The constant shifting in schedules and the essential isolation can be difficult for teams, especially the players. It’s something Michigan State coach Tom Izzo said his program is playing close attention to while they try and make their way through the schedule, doing whatever they can to keep players from sitting alone in their apartments.

“I think the biggest one is just spending time with him,” Izzo said. “You know, 40 years ago I don't know if I could have done what they're doing in college. They’re almost in prison. And I don't want to make light of it, but it's more difficult than we all think.

“But we’ve tried to do things with families, and we've tried to do things with a lot of texting, some Zoom calls with them, just to try to keep them from sitting in an apartment and not doing things.

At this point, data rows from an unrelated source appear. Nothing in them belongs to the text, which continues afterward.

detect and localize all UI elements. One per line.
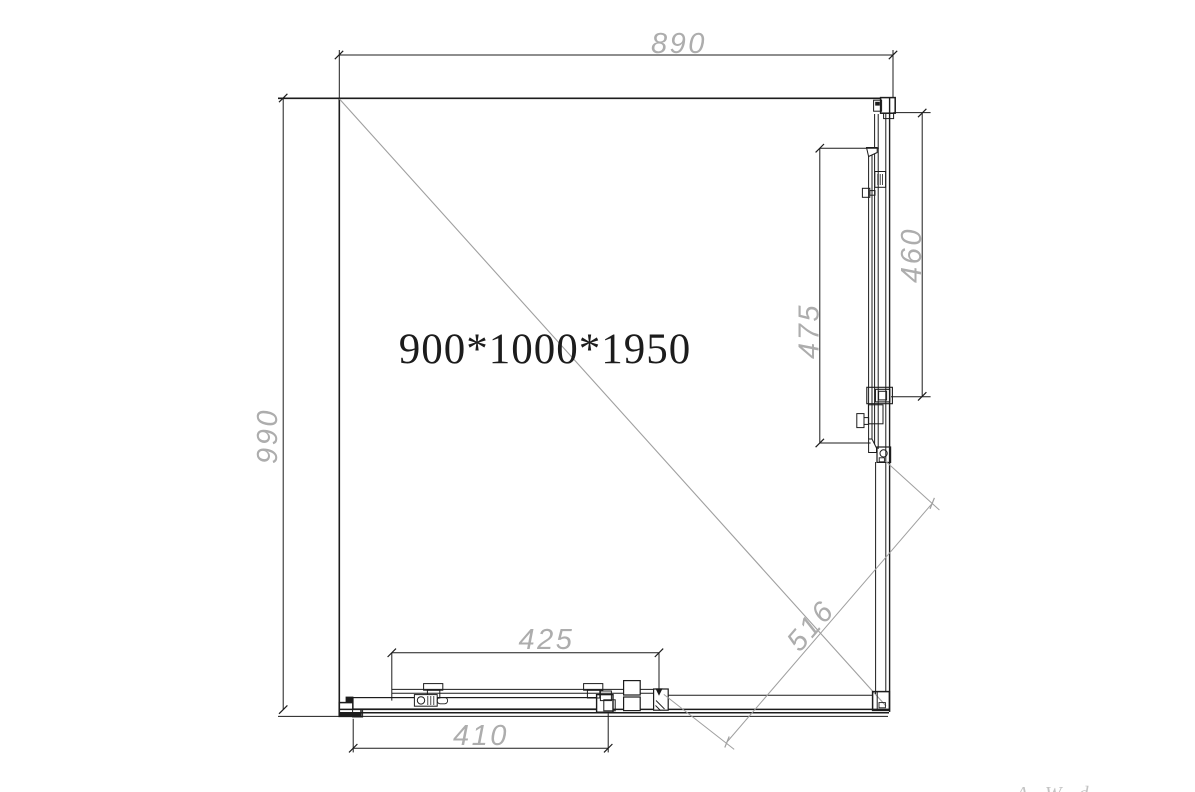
tick — [930, 498, 934, 509]
dim-text-410: 410 — [453, 720, 509, 752]
right-guide-foot — [879, 458, 884, 462]
right-panel-top-cap — [867, 148, 878, 157]
watermark: A W d — [1016, 783, 1166, 792]
right-panel-bottom-tip — [869, 439, 877, 453]
watermark-text: A W d — [1016, 783, 1095, 792]
cad-canvas: 890 990 460 475 425 — [0, 0, 1195, 792]
rail-end-cap — [654, 689, 669, 710]
size-label: 900*1000*1950 — [399, 326, 692, 373]
bottom-door-right-cap — [597, 695, 613, 713]
top-right-corner-profile — [881, 98, 896, 114]
dim-text-890: 890 — [651, 28, 707, 60]
dim-text-516: 516 — [781, 595, 842, 658]
top-right-corner-foot — [884, 113, 894, 118]
dim-text-425: 425 — [519, 624, 575, 656]
dim-right-outer: 460 — [891, 109, 931, 401]
dim-right-inner: 475 — [794, 144, 879, 447]
bottom-door-assembly — [353, 681, 668, 713]
ext-line — [886, 461, 940, 510]
door-knob-inner — [624, 697, 641, 711]
dim-top-width: 890 — [335, 28, 897, 98]
ext-line — [664, 694, 734, 749]
dim-text-475: 475 — [794, 303, 826, 359]
dim-bottom-lower: 410 — [349, 714, 612, 753]
dim-text-460: 460 — [896, 227, 928, 283]
shower-enclosure-plan: 890 990 460 475 425 — [0, 0, 1195, 792]
right-door-assembly — [857, 114, 893, 694]
right-lower-knob-bar — [857, 414, 864, 428]
door-knob-outer — [624, 681, 641, 695]
top-right-corner-notch — [875, 102, 880, 106]
right-lower-bracket — [868, 405, 883, 424]
dim-text-990: 990 — [252, 408, 284, 464]
dim-left-depth: 990 — [252, 94, 287, 714]
bottom-left-cap-base — [339, 713, 361, 716]
bottom-right-corner-insert — [879, 703, 885, 708]
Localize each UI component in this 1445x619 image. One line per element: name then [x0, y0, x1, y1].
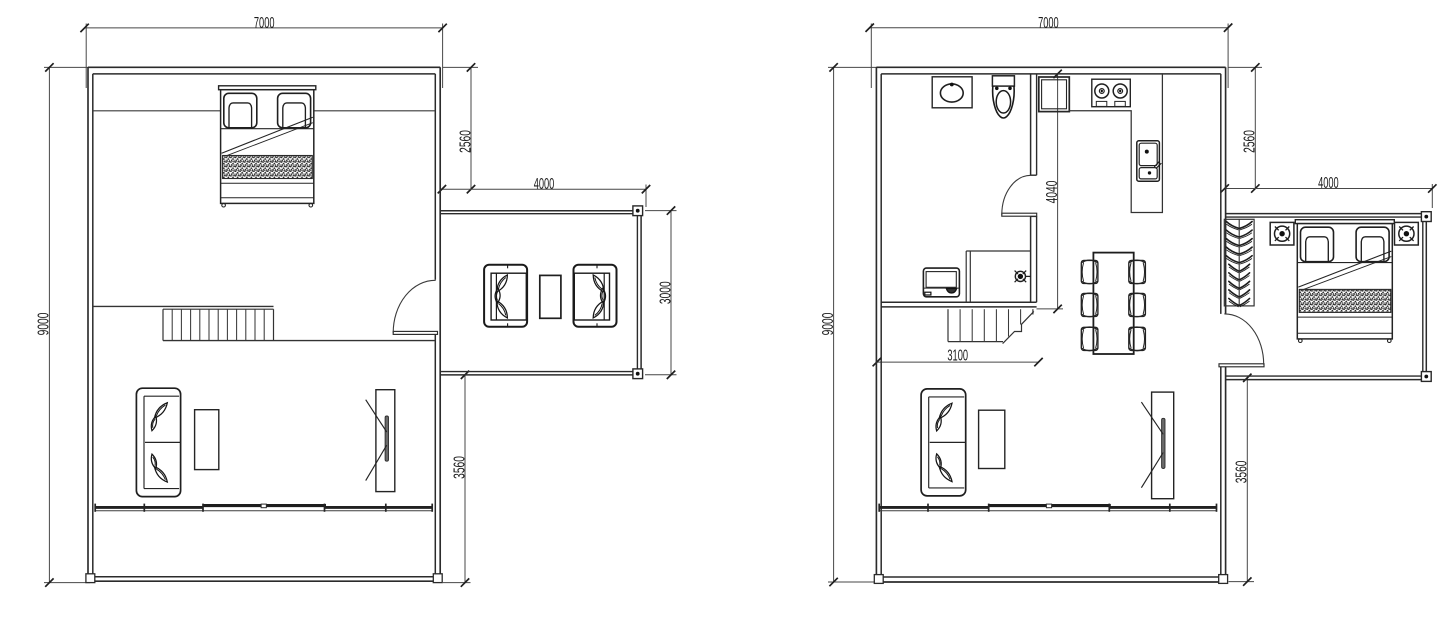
svg-text:3000: 3000 [656, 281, 674, 304]
svg-text:3560: 3560 [450, 456, 468, 479]
svg-text:9000: 9000 [34, 313, 52, 336]
svg-text:4040: 4040 [1043, 181, 1061, 204]
svg-text:9000: 9000 [819, 313, 837, 336]
svg-text:3560: 3560 [1232, 461, 1250, 484]
svg-text:3100: 3100 [947, 346, 968, 364]
svg-text:7000: 7000 [1038, 14, 1059, 32]
svg-text:2560: 2560 [1240, 130, 1258, 153]
svg-text:2560: 2560 [456, 130, 474, 153]
svg-text:7000: 7000 [254, 14, 275, 32]
svg-text:4000: 4000 [1318, 174, 1339, 192]
svg-text:4000: 4000 [534, 174, 555, 192]
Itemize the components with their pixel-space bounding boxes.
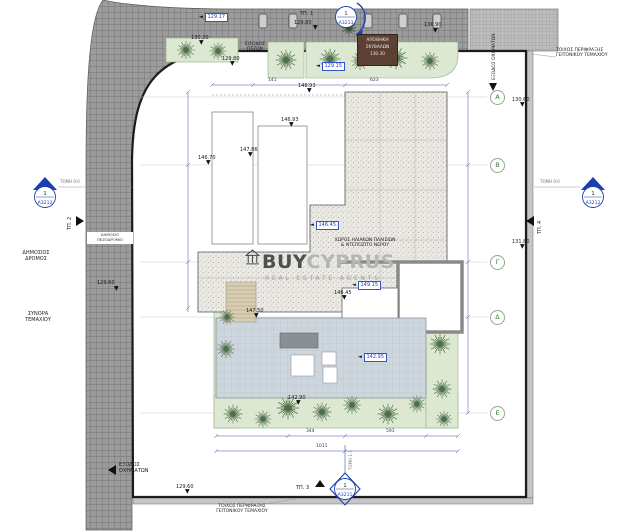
level-triangle-icon: ▼: [206, 160, 211, 166]
level-flag-icon: ◄: [310, 223, 314, 228]
level-triangle-icon: ▼: [114, 286, 119, 292]
boxed-level-label: 129.15: [322, 62, 345, 71]
dimension-label: 141: [268, 78, 277, 83]
grid-bubble: Α: [490, 90, 505, 105]
dimension-label: 1011: [316, 444, 327, 449]
level-triangle-icon: ▼: [185, 489, 190, 495]
level-triangle-icon: ▼: [520, 244, 525, 250]
level-triangle-icon: ▼: [433, 28, 438, 34]
level-flag-icon: ◄: [316, 64, 320, 69]
level-triangle-icon: ▼: [313, 25, 318, 31]
level-triangle-icon: ▼: [520, 102, 525, 108]
level-triangle-icon: ▼: [296, 400, 301, 406]
level-flag-icon: ◄: [358, 355, 362, 360]
grid-bubble: Δ: [490, 310, 505, 325]
annotation-layer: 130.20▼129.80▼129.80▼136.90▼130.60▼131.8…: [0, 0, 635, 532]
level-flag-icon: ◄: [352, 283, 356, 288]
level-flag-icon: ◄: [199, 15, 203, 20]
boxed-level-label: 146.45: [316, 221, 339, 230]
grid-bubble: Γ: [490, 255, 505, 270]
level-triangle-icon: ▼: [289, 122, 294, 128]
boxed-level-label: 129.17: [205, 13, 228, 22]
boxed-level-label: 142.95: [364, 353, 387, 362]
spot-level-label: 129.80: [294, 20, 312, 26]
level-triangle-icon: ▼: [199, 40, 204, 46]
level-triangle-icon: ▼: [230, 61, 235, 67]
level-triangle-icon: ▼: [248, 152, 253, 158]
grid-bubble: Ε: [490, 406, 505, 421]
level-triangle-icon: ▼: [254, 313, 259, 319]
spot-level-label: 129.60: [97, 280, 115, 286]
dimension-label: 623: [370, 78, 379, 83]
dimension-label: 593: [386, 429, 395, 434]
dimension-label: 344: [306, 429, 315, 434]
level-triangle-icon: ▼: [342, 295, 347, 301]
grid-bubble: Β: [490, 158, 505, 173]
level-triangle-icon: ▼: [307, 88, 312, 94]
site-plan: 1 A3212 1 A3212 1 A3213 1 A3211 ΕΙΣΟΔΟΣ …: [0, 0, 635, 532]
boxed-level-label: 149.15: [358, 281, 381, 290]
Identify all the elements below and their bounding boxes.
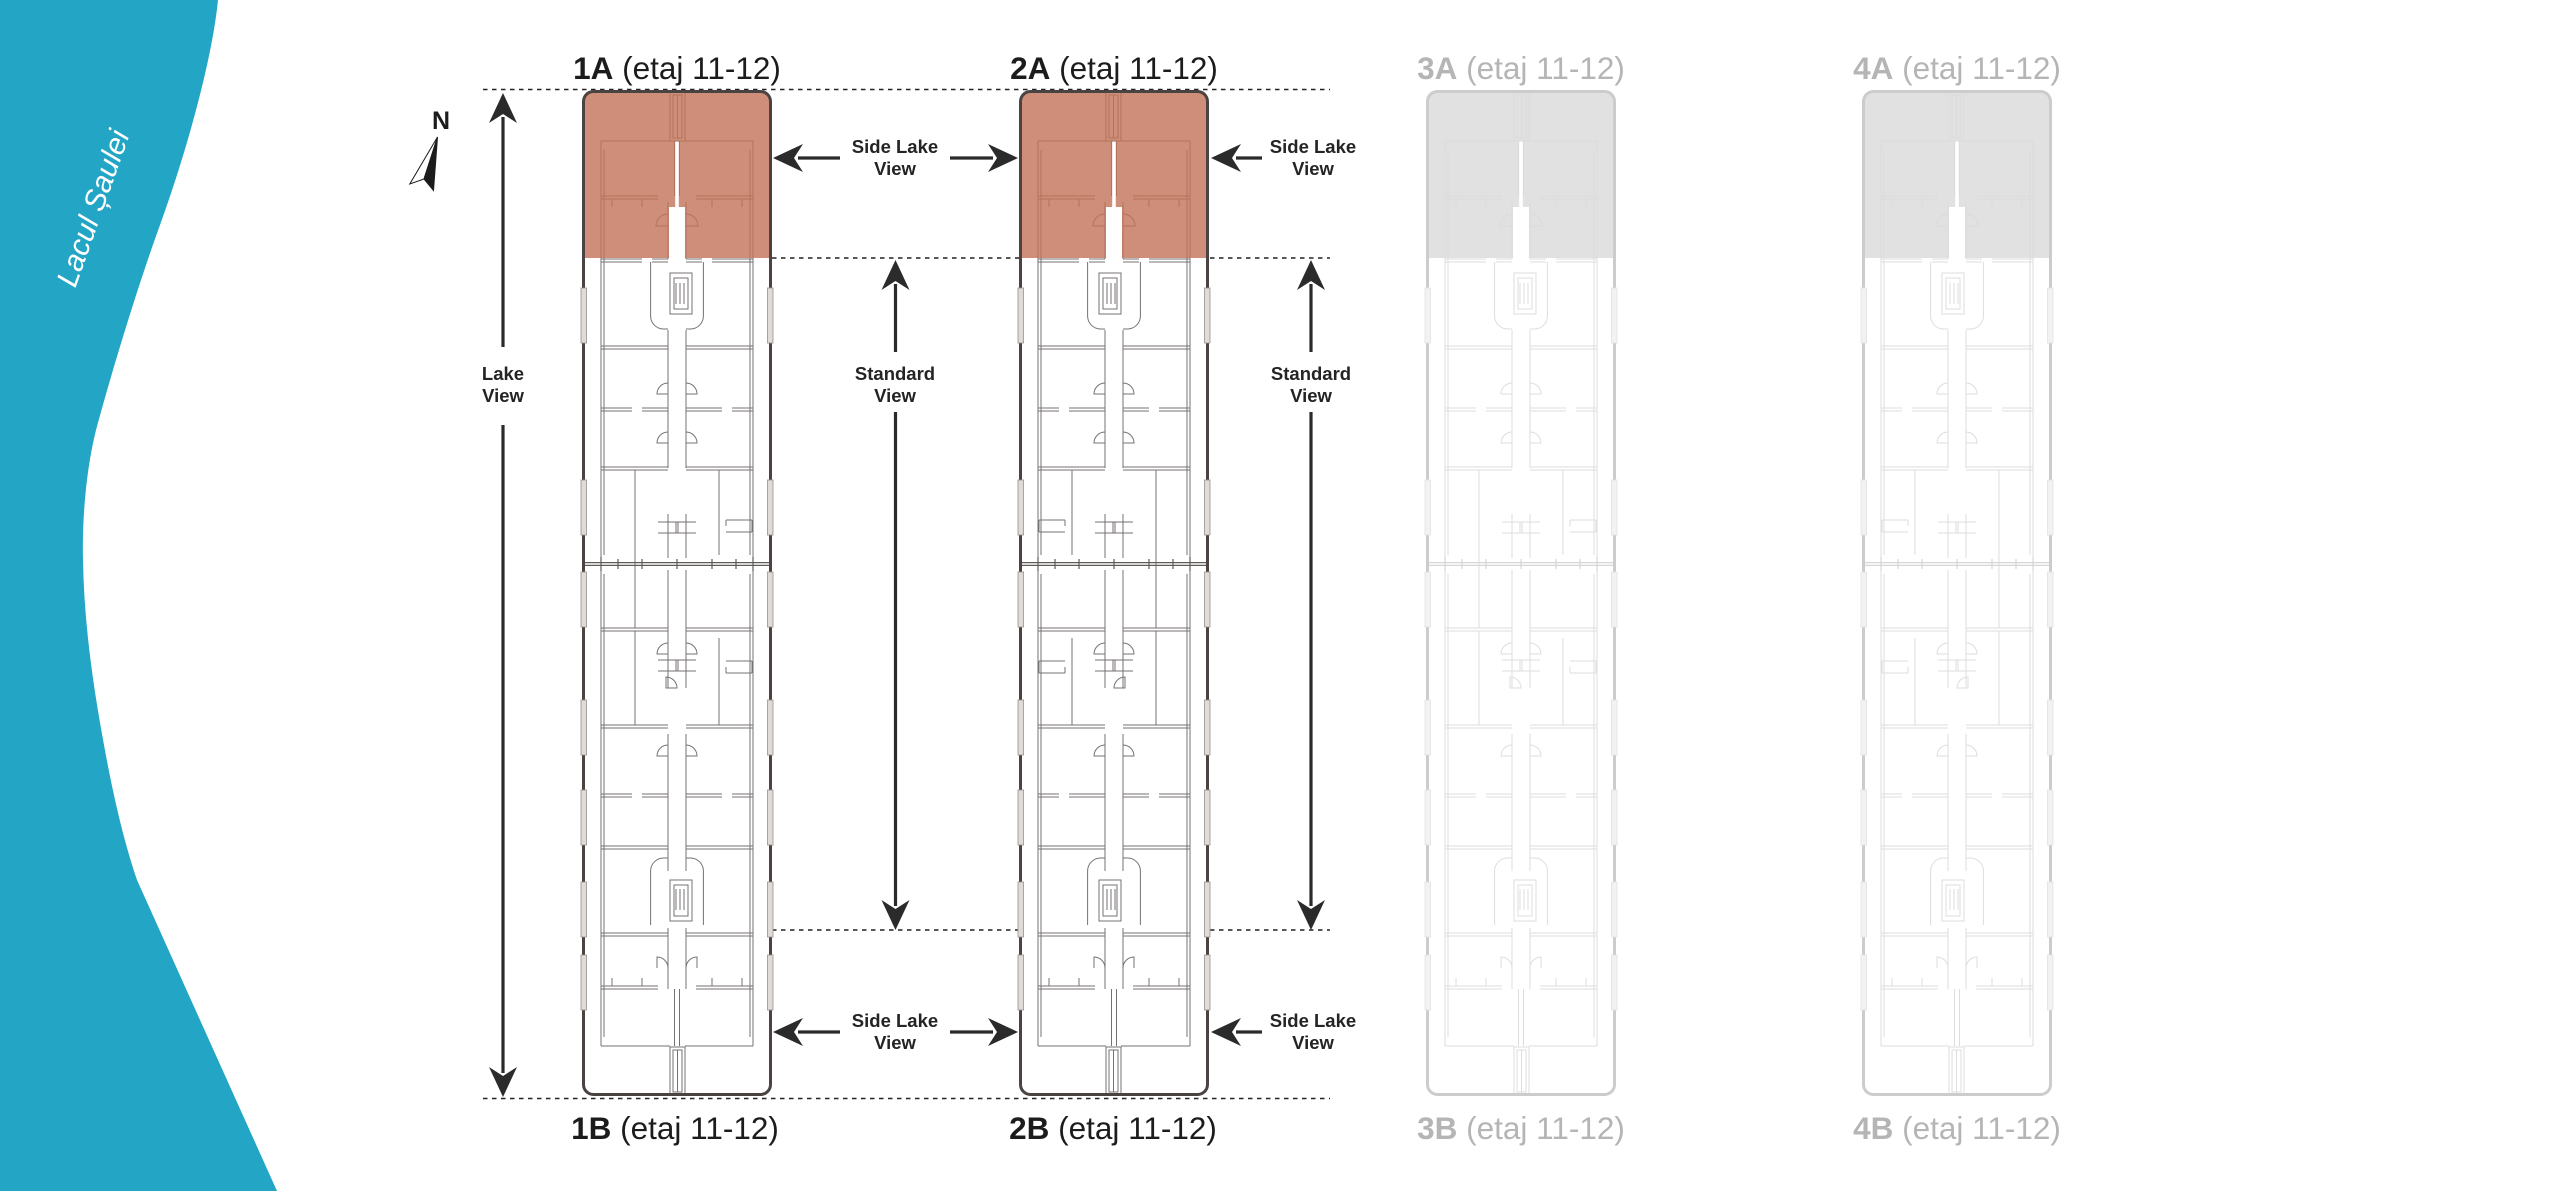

We even moved our study sessions in that they were on Zoom before and now we've done some things here in the arena. Again, it’s just to basically get them out of sitting around in an apartment or lying in bed looking at a computer.”

How long college basketball is willing to push it in this environment is questionable. Some have been critical of nonconference games being played at this point while others wonder if games should be played at all.

After his team lost to Illinois on Tuesday, Duke coach Mike Krzyzewski said he wondered if it was wise to keep playing.

“I don’t think it feels right to anybody,” Krzyzewski said. “I mean everyone is concerned.

“You have 2,000 deaths a day. You have 200,000 cases. People are saying the next six weeks are going be the worst. To me, it’s already pretty bad. On the other side of it, there are these vaccines that are coming out. By the end of the month 20 million vaccine shots will be given. By the end of January or in February, another 100 million. Should we not reassess that? See just what would be best?

“Look, I just got my butt beat by a lot,” Krzyzewski added. “Anything I say, someone can say, ‘He’s saying that because he got his butt beat.’ Do I think things should be done a little bit different? I mean, yeah. A lot of kids aren’t going to be able to go home for Christmas. It’s probably a time when they should, for mental health. But we’re just plowing through this.”